The latest version is called the Raspberry Pi Compute Module 3+ and it’s available for purchase for $25 and up starting today.

It’s the same size and shape as earlier models, but offers much better performance.

The Raspberry Pi Computer Module 3+ features a 1.2 GHz Broadcom BCM2837B0 ARM Cortex-A53 quad-core processor and 1GB of RAM. Since there’s no microSD card slot, it has eMMC flash storage soldered to the module.

For the first time, Raspberry Pi will offer several different configurations and price points, depending on how much storage you want:

In addition to an application processor, memory, and storage, the Compute Module has interfaces that support up to two cameras, two displays, and other accessories (it actually has more interfaces than a normal Raspberry Pi computer). But you will need to connect it to some sort of board if you want to actually connect anything using a USB cord, HDMI cable, audio cable, or SD card reader… not to mention a power supply.

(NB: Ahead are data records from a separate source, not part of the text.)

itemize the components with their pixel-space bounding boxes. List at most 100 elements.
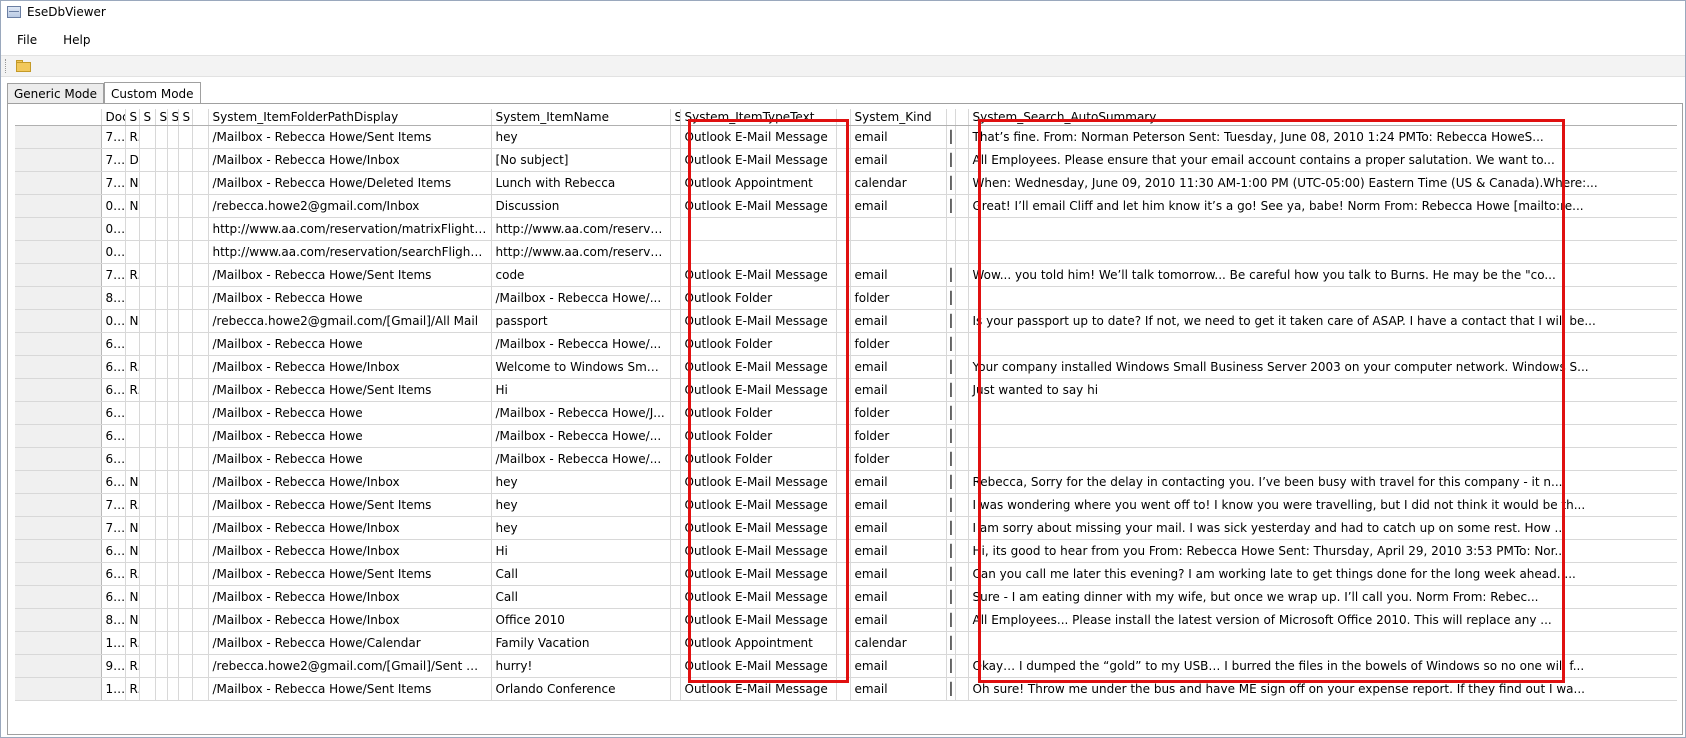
cell-empty[interactable] bbox=[192, 424, 209, 448]
cell-empty[interactable] bbox=[155, 309, 168, 333]
cell-folder-path[interactable]: /Mailbox - Rebecca Howe bbox=[208, 401, 492, 425]
cell-empty[interactable] bbox=[670, 286, 681, 310]
table-row[interactable]: 63/Mailbox - Rebecca Howe/Mailbox - Rebe… bbox=[15, 332, 1677, 356]
cell-empty[interactable] bbox=[955, 470, 969, 494]
cell-item-name[interactable]: Hi bbox=[491, 539, 671, 563]
cell-docid[interactable]: 64 bbox=[101, 355, 126, 379]
cell-trunc[interactable]: ▏ bbox=[946, 470, 956, 494]
cell-status[interactable]: R. bbox=[125, 378, 140, 402]
cell-empty[interactable] bbox=[155, 424, 168, 448]
cell-auto-summary[interactable]: That’s fine. From: Norman Peterson Sent:… bbox=[968, 125, 1677, 149]
cell-docid[interactable]: 62 bbox=[101, 447, 126, 471]
column-header[interactable] bbox=[946, 109, 956, 126]
cell-empty[interactable] bbox=[836, 608, 851, 632]
cell-status[interactable]: N. bbox=[125, 539, 140, 563]
cell-status[interactable]: N. bbox=[125, 171, 140, 195]
cell-empty[interactable] bbox=[155, 286, 168, 310]
cell-empty[interactable] bbox=[167, 378, 179, 402]
cell-empty[interactable] bbox=[836, 240, 851, 264]
cell-status[interactable]: R. bbox=[125, 125, 140, 149]
cell-empty[interactable] bbox=[155, 516, 168, 540]
cell-kind[interactable]: calendar bbox=[850, 171, 947, 195]
cell-status[interactable] bbox=[125, 240, 140, 264]
cell-empty[interactable] bbox=[192, 539, 209, 563]
cell-kind[interactable]: email bbox=[850, 539, 947, 563]
cell-item-name[interactable]: http://www.aa.com/reserva... bbox=[491, 217, 671, 241]
cell-empty[interactable] bbox=[670, 355, 681, 379]
cell-empty[interactable] bbox=[836, 194, 851, 218]
cell-empty[interactable] bbox=[139, 677, 156, 701]
table-row[interactable]: 62/Mailbox - Rebecca Howe/Mailbox - Rebe… bbox=[15, 447, 1677, 471]
cell-empty[interactable] bbox=[178, 447, 193, 471]
cell-item-name[interactable]: Welcome to Windows Small ... bbox=[491, 355, 671, 379]
cell-item-name[interactable]: /Mailbox - Rebecca Howe/... bbox=[491, 286, 671, 310]
column-header[interactable]: S bbox=[670, 109, 681, 126]
table-row[interactable]: 60/Mailbox - Rebecca Howe/Mailbox - Rebe… bbox=[15, 401, 1677, 425]
cell-item-type-text[interactable] bbox=[680, 240, 837, 264]
cell-auto-summary[interactable]: Can you call me later this evening? I am… bbox=[968, 562, 1677, 586]
cell-empty[interactable] bbox=[836, 516, 851, 540]
cell-empty[interactable] bbox=[836, 355, 851, 379]
cell-empty[interactable] bbox=[836, 148, 851, 172]
cell-kind[interactable]: folder bbox=[850, 332, 947, 356]
cell-kind[interactable]: email bbox=[850, 194, 947, 218]
cell-empty[interactable] bbox=[670, 585, 681, 609]
row-header[interactable] bbox=[15, 309, 102, 333]
cell-empty[interactable] bbox=[955, 424, 969, 448]
cell-kind[interactable]: email bbox=[850, 263, 947, 287]
cell-empty[interactable] bbox=[670, 493, 681, 517]
column-header[interactable]: System_ItemName bbox=[491, 109, 671, 126]
cell-item-name[interactable]: Hi bbox=[491, 378, 671, 402]
cell-kind[interactable]: folder bbox=[850, 447, 947, 471]
cell-docid[interactable]: 67 bbox=[101, 562, 126, 586]
cell-docid[interactable]: 72 bbox=[101, 125, 126, 149]
cell-empty[interactable] bbox=[167, 424, 179, 448]
cell-empty[interactable] bbox=[670, 677, 681, 701]
cell-empty[interactable] bbox=[178, 240, 193, 264]
cell-empty[interactable] bbox=[155, 585, 168, 609]
cell-item-type-text[interactable]: Outlook E-Mail Message bbox=[680, 677, 837, 701]
cell-folder-path[interactable]: /Mailbox - Rebecca Howe/Sent Items bbox=[208, 263, 492, 287]
cell-empty[interactable] bbox=[155, 539, 168, 563]
cell-empty[interactable] bbox=[670, 378, 681, 402]
cell-folder-path[interactable]: http://www.aa.com/reservation/matrixFlig… bbox=[208, 217, 492, 241]
cell-empty[interactable] bbox=[167, 493, 179, 517]
cell-empty[interactable] bbox=[192, 493, 209, 517]
column-header[interactable] bbox=[955, 109, 969, 126]
cell-folder-path[interactable]: /Mailbox - Rebecca Howe/Inbox bbox=[208, 148, 492, 172]
cell-empty[interactable] bbox=[139, 401, 156, 425]
cell-docid[interactable]: 04 bbox=[101, 194, 126, 218]
cell-empty[interactable] bbox=[955, 539, 969, 563]
cell-empty[interactable] bbox=[155, 562, 168, 586]
cell-empty[interactable] bbox=[178, 217, 193, 241]
cell-empty[interactable] bbox=[167, 332, 179, 356]
cell-empty[interactable] bbox=[192, 355, 209, 379]
cell-kind[interactable] bbox=[850, 217, 947, 241]
cell-item-type-text[interactable]: Outlook Appointment bbox=[680, 631, 837, 655]
cell-item-name[interactable]: passport bbox=[491, 309, 671, 333]
cell-folder-path[interactable]: /rebecca.howe2@gmail.com/[Gmail]/Sent Ma… bbox=[208, 654, 492, 678]
cell-empty[interactable] bbox=[955, 171, 969, 195]
cell-item-type-text[interactable]: Outlook E-Mail Message bbox=[680, 125, 837, 149]
cell-empty[interactable] bbox=[670, 332, 681, 356]
cell-empty[interactable] bbox=[167, 470, 179, 494]
cell-empty[interactable] bbox=[178, 355, 193, 379]
cell-docid[interactable]: 73 bbox=[101, 148, 126, 172]
column-header[interactable]: Docl bbox=[101, 109, 126, 126]
cell-folder-path[interactable]: /Mailbox - Rebecca Howe/Sent Items bbox=[208, 378, 492, 402]
cell-empty[interactable] bbox=[167, 654, 179, 678]
cell-trunc[interactable]: ▏ bbox=[946, 493, 956, 517]
cell-item-name[interactable]: hey bbox=[491, 516, 671, 540]
cell-item-type-text[interactable] bbox=[680, 217, 837, 241]
cell-item-name[interactable]: /Mailbox - Rebecca Howe/... bbox=[491, 424, 671, 448]
cell-status[interactable] bbox=[125, 286, 140, 310]
cell-kind[interactable]: folder bbox=[850, 286, 947, 310]
cell-item-name[interactable]: Office 2010 bbox=[491, 608, 671, 632]
cell-auto-summary[interactable]: When: Wednesday, June 09, 2010 11:30 AM-… bbox=[968, 171, 1677, 195]
table-row[interactable]: 73D. /Mailbox - Rebecca Howe/Inbox[No sub… bbox=[15, 148, 1677, 172]
cell-status[interactable]: N. bbox=[125, 309, 140, 333]
cell-item-type-text[interactable]: Outlook Appointment bbox=[680, 171, 837, 195]
cell-empty[interactable] bbox=[670, 240, 681, 264]
cell-empty[interactable] bbox=[955, 217, 969, 241]
cell-folder-path[interactable]: /Mailbox - Rebecca Howe bbox=[208, 332, 492, 356]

As such, this isn’t a computer aimed at end users. It’s designed for companies or makers/hardware hackers that want a Raspberry Pi-like device but aren’t satisfied with the normal Raspberry Pi Model A, Model B, or Zero computers. Instead you can build your own compatible board and pop in a Raspberry Pi Compute Module.

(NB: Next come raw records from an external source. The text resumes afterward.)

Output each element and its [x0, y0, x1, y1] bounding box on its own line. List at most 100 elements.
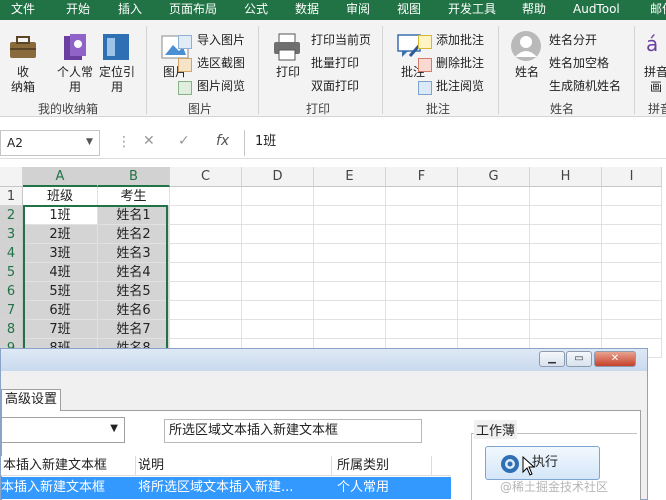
cell-a6[interactable]: 5班 [23, 282, 98, 301]
tab-formulas[interactable]: 公式 [244, 0, 268, 20]
row-header-7[interactable]: 7 [0, 301, 23, 320]
description-field[interactable]: 所选区域文本插入新建文本框 [164, 419, 422, 443]
cell-a5[interactable]: 4班 [23, 263, 98, 282]
worksheet-grid[interactable]: A B C D E F G H I 1 班级 考生 2 1班 姓名1 3 2班 姓名2 4 3班 姓名3 5 4班 姓名4 6 5… [0, 167, 666, 358]
insert-function-icon[interactable]: fx [216, 133, 229, 149]
cell-c8[interactable] [170, 320, 242, 339]
cell-b5[interactable]: 姓名4 [98, 263, 170, 282]
cell-g6[interactable] [458, 282, 530, 301]
row-header-3[interactable]: 3 [0, 225, 23, 244]
cell-g8[interactable] [458, 320, 530, 339]
cell-a2[interactable]: 1班 [23, 206, 98, 225]
select-all-corner[interactable] [0, 167, 23, 187]
cell-d6[interactable] [242, 282, 314, 301]
cell-d7[interactable] [242, 301, 314, 320]
cell-h4[interactable] [530, 244, 602, 263]
tab-page-layout[interactable]: 页面布局 [169, 0, 217, 20]
column-header-e[interactable]: E [314, 167, 386, 187]
cell-i3[interactable] [602, 225, 662, 244]
row-header-6[interactable]: 6 [0, 282, 23, 301]
cell-e4[interactable] [314, 244, 386, 263]
cell-g1[interactable] [458, 187, 530, 206]
split-name-button[interactable]: 姓名分开 [549, 32, 597, 48]
column-header-h[interactable]: H [530, 167, 602, 187]
cell-h7[interactable] [530, 301, 602, 320]
cell-c4[interactable] [170, 244, 242, 263]
cell-f1[interactable] [386, 187, 458, 206]
cell-h3[interactable] [530, 225, 602, 244]
cell-i6[interactable] [602, 282, 662, 301]
cell-h5[interactable] [530, 263, 602, 282]
row-header-2[interactable]: 2 [0, 206, 23, 225]
cell-f8[interactable] [386, 320, 458, 339]
cell-i4[interactable] [602, 244, 662, 263]
duplex-print-button[interactable]: 双面打印 [311, 78, 359, 94]
cell-i7[interactable] [602, 301, 662, 320]
execute-button[interactable]: 执行 [485, 446, 600, 480]
column-header-a[interactable]: A [23, 167, 98, 187]
batch-print-button[interactable]: 批量打印 [311, 55, 359, 71]
print-button[interactable]: 打印 [270, 65, 306, 80]
column-header-i[interactable]: I [602, 167, 662, 187]
minimize-icon[interactable]: ▁ [539, 351, 565, 367]
cell-c1[interactable] [170, 187, 242, 206]
cell-e5[interactable] [314, 263, 386, 282]
print-current-page-button[interactable]: 打印当前页 [311, 32, 371, 48]
column-header-category[interactable]: 所属类别 [332, 456, 432, 476]
tab-advanced-settings[interactable]: 高级设置 [1, 389, 62, 411]
tab-mail[interactable]: 邮件 [650, 0, 666, 20]
collect-box-button[interactable]: 收 纳箱 [4, 65, 42, 95]
cell-c5[interactable] [170, 263, 242, 282]
locate-reference-button[interactable]: 定位引 用 [95, 65, 139, 95]
cell-b7[interactable]: 姓名6 [98, 301, 170, 320]
cell-f2[interactable] [386, 206, 458, 225]
cell-d3[interactable] [242, 225, 314, 244]
column-header-b[interactable]: B [98, 167, 170, 187]
delete-comment-button[interactable]: 删除批注 [436, 55, 484, 71]
cell-e6[interactable] [314, 282, 386, 301]
cell-b4[interactable]: 姓名3 [98, 244, 170, 263]
cell-b1[interactable]: 考生 [98, 187, 170, 206]
tab-home[interactable]: 开始 [66, 0, 90, 20]
column-header-c[interactable]: C [170, 167, 242, 187]
tab-file[interactable]: 文件 [11, 0, 35, 20]
row-header-5[interactable]: 5 [0, 263, 23, 282]
column-header-f[interactable]: F [386, 167, 458, 187]
cell-e1[interactable] [314, 187, 386, 206]
column-header-g[interactable]: G [458, 167, 530, 187]
cell-e7[interactable] [314, 301, 386, 320]
cancel-icon[interactable]: ✕ [143, 133, 155, 149]
cell-g2[interactable] [458, 206, 530, 225]
tab-review[interactable]: 审阅 [346, 0, 370, 20]
enter-icon[interactable]: ✓ [178, 133, 190, 149]
cell-e3[interactable] [314, 225, 386, 244]
cell-d8[interactable] [242, 320, 314, 339]
name-button[interactable]: 姓名 [510, 65, 544, 80]
tab-audtool[interactable]: AudTool [573, 0, 620, 20]
cell-i2[interactable] [602, 206, 662, 225]
cell-d2[interactable] [242, 206, 314, 225]
import-picture-button[interactable]: 导入图片 [197, 32, 245, 48]
name-box-dropdown-icon[interactable]: ▼ [86, 137, 93, 147]
add-comment-button[interactable]: 添加批注 [436, 32, 484, 48]
cell-a1[interactable]: 班级 [23, 187, 98, 206]
cell-g7[interactable] [458, 301, 530, 320]
cell-g3[interactable] [458, 225, 530, 244]
cell-h2[interactable] [530, 206, 602, 225]
cell-a3[interactable]: 2班 [23, 225, 98, 244]
column-header-description[interactable]: 说明 [136, 456, 332, 476]
column-header-function[interactable]: 本插入新建文本框 [1, 456, 136, 476]
cell-i5[interactable] [602, 263, 662, 282]
cell-c7[interactable] [170, 301, 242, 320]
cell-e8[interactable] [314, 320, 386, 339]
cell-d5[interactable] [242, 263, 314, 282]
row-header-4[interactable]: 4 [0, 244, 23, 263]
comment-browse-button[interactable]: 批注阅览 [436, 78, 484, 94]
row-header-1[interactable]: 1 [0, 187, 23, 206]
cell-b2[interactable]: 姓名1 [98, 206, 170, 225]
cell-b6[interactable]: 姓名5 [98, 282, 170, 301]
cell-h1[interactable] [530, 187, 602, 206]
cell-h8[interactable] [530, 320, 602, 339]
cell-g5[interactable] [458, 263, 530, 282]
tab-help[interactable]: 帮助 [522, 0, 546, 20]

If you’re not ready to design your own board from scratch just yet, there is also a Raspberry Pi Compute Module 3+ Development Kit that includes a 4GB module, a 32GB module, and a Compute Module IO board plus a bunch of adapters.

For the most part, the latest model is similar to the Raspberry Pi 3 Model B+, but due to the small size and power constraints in this form factor, the Compute Module versions runs at a lower frequency (1.2 GHz instead of 1.4 GHz).